1899 traf er mit Großherzog Ernst Ludwig zusammen, der ihn als Gründungsmitglied der Künstlerkolonie nach DA warb. Bis zu seinem unerwartet frühen Tod (Leukämie) war Olbrich dort die führende Künstlerpersönlichkeit. Seine Architektur prägt bis zum heutigen Tag das charakteristische Erscheinungsbild der Mathildenhöhe. Die meisten Bauten wurden von ihm im Zusammenhang mit den Ausstellungen der Künstlerkolonie geplant: So das Ateliergebäude (Ernst Ludwig-Haus) und die Künstlervillen inklusive seines eigenen Wohnhauses am Alexandraweg (1900/01), die Dreihäusergruppe als Modell neuer bürgerlicher Wohnkultur (1903/04), der Hochzeitsturm, das angrenzende Städtische Ausstellungsgebäude (Institut Mathildenhöhe) und das Oberhessische Haus (1905-08). Hinzu kamen jeweils Innenausstattungen und temporäre Ausstellungsbauten. Auch die Darmstädter Gartenbau-Ausstellung 1905 wurde maßgeblich von ihm mitgestaltet („Farbgärten“, Architekturgärten). Für Großherzog Ernst Ludwig führte er mehrere Privataufträge aus, so das Spielhaus für Prinzessin Elisabeth im Park von Schloss Wolfsgarten (1902), einen Musiksaal im Neuen Palais (1902/03) und Wohnräume im Alten Schloss Gießen (1906). Ferner beteiligte er sich an Wettbewerben für öffentliche Gebäude (z. B. Zentralbad und Hauptbahnhof DA). Im Frühsommer 1907 übersiedelte Olbrich mit einem Teil seiner Mitarbeiter nach Düsseldorf, wo er an seinem größten Projekt, dem Warenhaus Tietz, sowie an der Planung mehrerer Privathäuser im Rheinland arbeitete.
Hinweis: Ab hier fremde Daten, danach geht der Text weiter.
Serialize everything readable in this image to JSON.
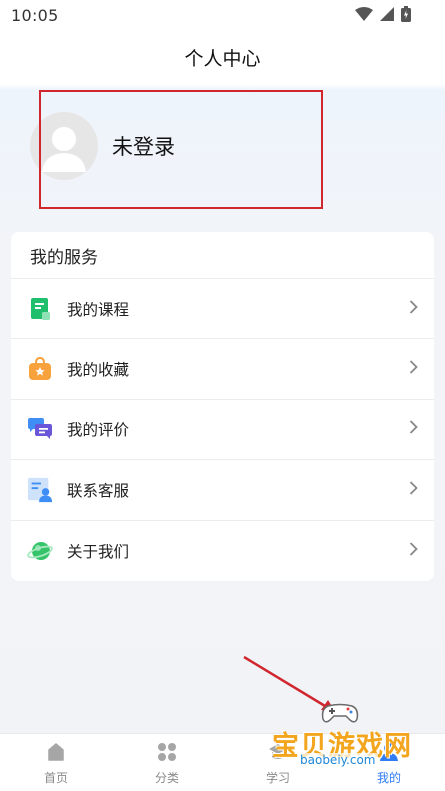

Olbrich zählt zu den bedeutendsten Künstlerpersönlichkeiten des frühen 20. Jahrhunderts. Dem übergreifenden Gestaltungsanspruch der Reformarchitektur entsprechend, entwarf Olbrich neben Inneneinrichtungen auch zahlreiche Zier- und Gebrauchsgegenstände in unterschiedlichsten Materialien, betätigte sich als Gebrauchsgrafiker und Typograf. Nach seinem frühen Tod in Düsseldorf wurde er in DA auf dem Alten Friedhof begraben. Seit 1910 ist der Olbrichweg hinter der Mathildenhöhe nach ihm benannt.

Lit.: Krimmel, Bernd (Hrsg.): Joseph Maria Olbrich 1867-1908. Katalog Darmstadt 1983; Haiko, Peter / Iezzi, Caterina / Ulmer, Renate: Joseph Maria Olbrich: Secession Wien - Mathildenhöhe Darmstadt. Ausstellungsarchitektur um 1900. Katalog, hrsg. vom Institut Mathildenhöhe Darmstadt, Berlin 2006; Beil, Ralf / Stephan, Regina (Hrsg.): Joseph Maria Olbrich 1867-1908. Architekt und Gestalter der Frühen Moderne. Katalog, hrsg. vom Institut Mathildenhöhe Darmstadt, Ostfildern 2010; Darmstädter Ehrengräber, Darmstadt 2016 (Darmstädter Schriften 105), S. 170-173.